Duke Nukem Forever Review


I don't know what I was expecting after 15 years, one of the, if not the longest development cycle for a game in all of videogame history. Having been developed on every conceivable console since its announcement in 1996, there was no way the story of Duke Nukem was going to end well. Here we are almost 2 decades and 3 active developers later and Duke Nukem Forever has finally been released, and frankly they should have left it dead and buried. Unfortunately Gearbox felt the need to save Duke from his endless development hell after the closure of  Duke Nukem creators 3D Realms.
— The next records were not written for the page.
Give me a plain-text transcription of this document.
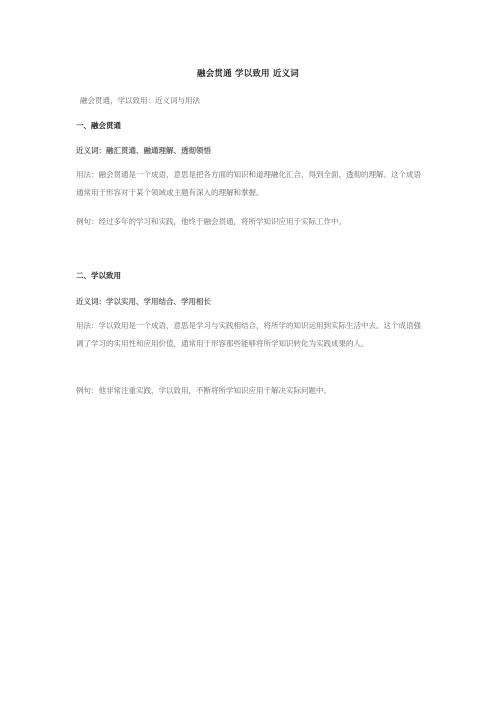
融会贯通 学以致用 近义词
融会贯通，学以致用：近义词与用法
一、融会贯通
近义词：融汇贯通、融通理解、透彻领悟
用法：融会贯通是一个成语，意思是把各方面的知识和道理融化汇合，得到全面、透彻的理解。这个成语通常用于形容对于某个领域或主题有深入的理解和掌握。
例句：经过多年的学习和实践，他终于融会贯通，将所学知识应用于实际工作中。
二、学以致用
近义词：学以实用、学用结合、学用相长
用法：学以致用是一个成语，意思是学习与实践相结合，将所学的知识运用到实际生活中去。这个成语强调了学习的实用性和应用价值，通常用于形容那些能够将所学知识转化为实践成果的人。
例句：他非常注重实践，学以致用，不断将所学知识应用于解决实际问题中。
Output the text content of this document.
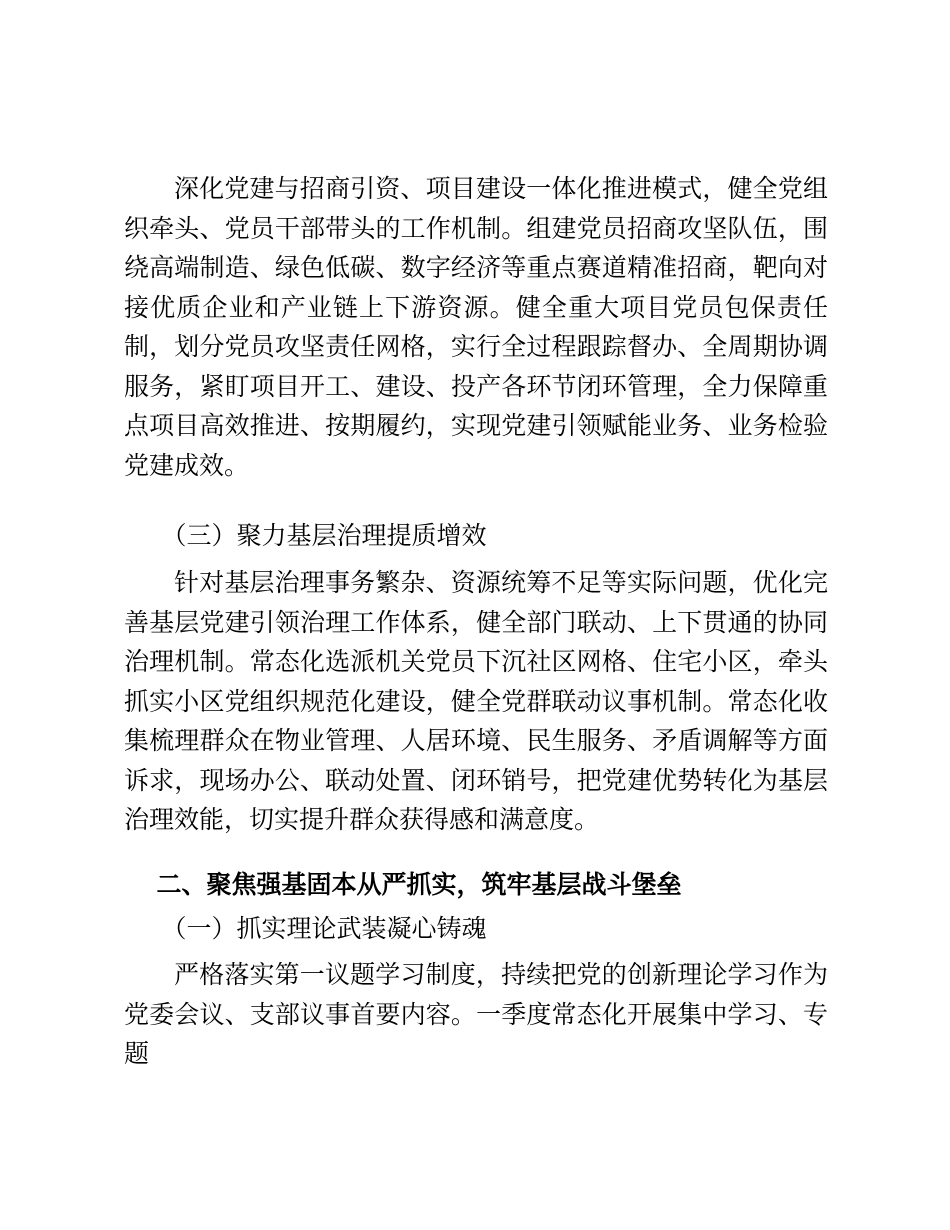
深化党建与招商引资、项目建设一体化推进模式，健全党组织牵头、党员干部带头的工作机制。组建党员招商攻坚队伍，围绕高端制造、绿色低碳、数字经济等重点赛道精准招商，靶向对接优质企业和产业链上下游资源。健全重大项目党员包保责任制，划分党员攻坚责任网格，实行全过程跟踪督办、全周期协调服务，紧盯项目开工、建设、投产各环节闭环管理，全力保障重点项目高效推进、按期履约，实现党建引领赋能业务、业务检验党建成效。
（三）聚力基层治理提质增效
针对基层治理事务繁杂、资源统筹不足等实际问题，优化完善基层党建引领治理工作体系，健全部门联动、上下贯通的协同治理机制。常态化选派机关党员下沉社区网格、住宅小区，牵头抓实小区党组织规范化建设，健全党群联动议事机制。常态化收集梳理群众在物业管理、人居环境、民生服务、矛盾调解等方面诉求，现场办公、联动处置、闭环销号，把党建优势转化为基层治理效能，切实提升群众获得感和满意度。
二、聚焦强基固本从严抓实，筑牢基层战斗堡垒
（一）抓实理论武装凝心铸魂
严格落实第一议题学习制度，持续把党的创新理论学习作为党委会议、支部议事首要内容。一季度常态化开展集中学习、专题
And thus we are given a game that would have more appropriately been released around 1996, which makes sense, given that was when the games bullshit macho posturing was relevant.


Duke Nukem is a one of the worst games ever released and its only accomplishment, though in retrospect is kind of a big one, is its release. What we are given after 15 years of waiting is a half-assed first person shooter with all the markings of what qualified as a terrible game back when it was announced. Duke's shooting mechanics are shoddy at best, and are almost never accurate, the game tries to vary up its mechanics by introducing driving levels, underwater levels, and areas where you find yourself shrunken down and trying to traverse the environment. Its a good idea, but poorly implemented, each of these divergences go on to long, and having to stop the driving mission, to fill the car with gas is excruciatingly dull. Graphically the game fails utterly, with low texture quality and low polygon counts serving as constant reminders as to this games original intended release date.


The Duke is back, is a factual statement, but he is bringing his perverse and outdated one-liner with him. While Duke was funny, in his most memorable appearance back on Duke Nukem 3D, his movie quotes are 10 years too late. Its sort of funny to think of the character as a sort of relic of an era long since forgotten, but the game doesn't position him like that, instead portraying him as the same "badass" and ladies man he was back when he was relevant. Instead he and the onslaught of crude jokes come across as immensely unfunny and then mildly offensive.


Duke Nukem isn't without merit, well in actuality the game in fact is, but as a history lesson into one of the most delayed and resurrected videogames in history its quite fascinating. You can often see elements that, had this game been released in a timely faction would have blown peoples minds. When compared to today's current crop of games it is a testament for how far the industry as come. For that sole reason this game deserves a look, to see what games used to be, what they are now, and for the now legendary story of this games development. As a history lesson its fascinating as a modern videogame its laughably outdated.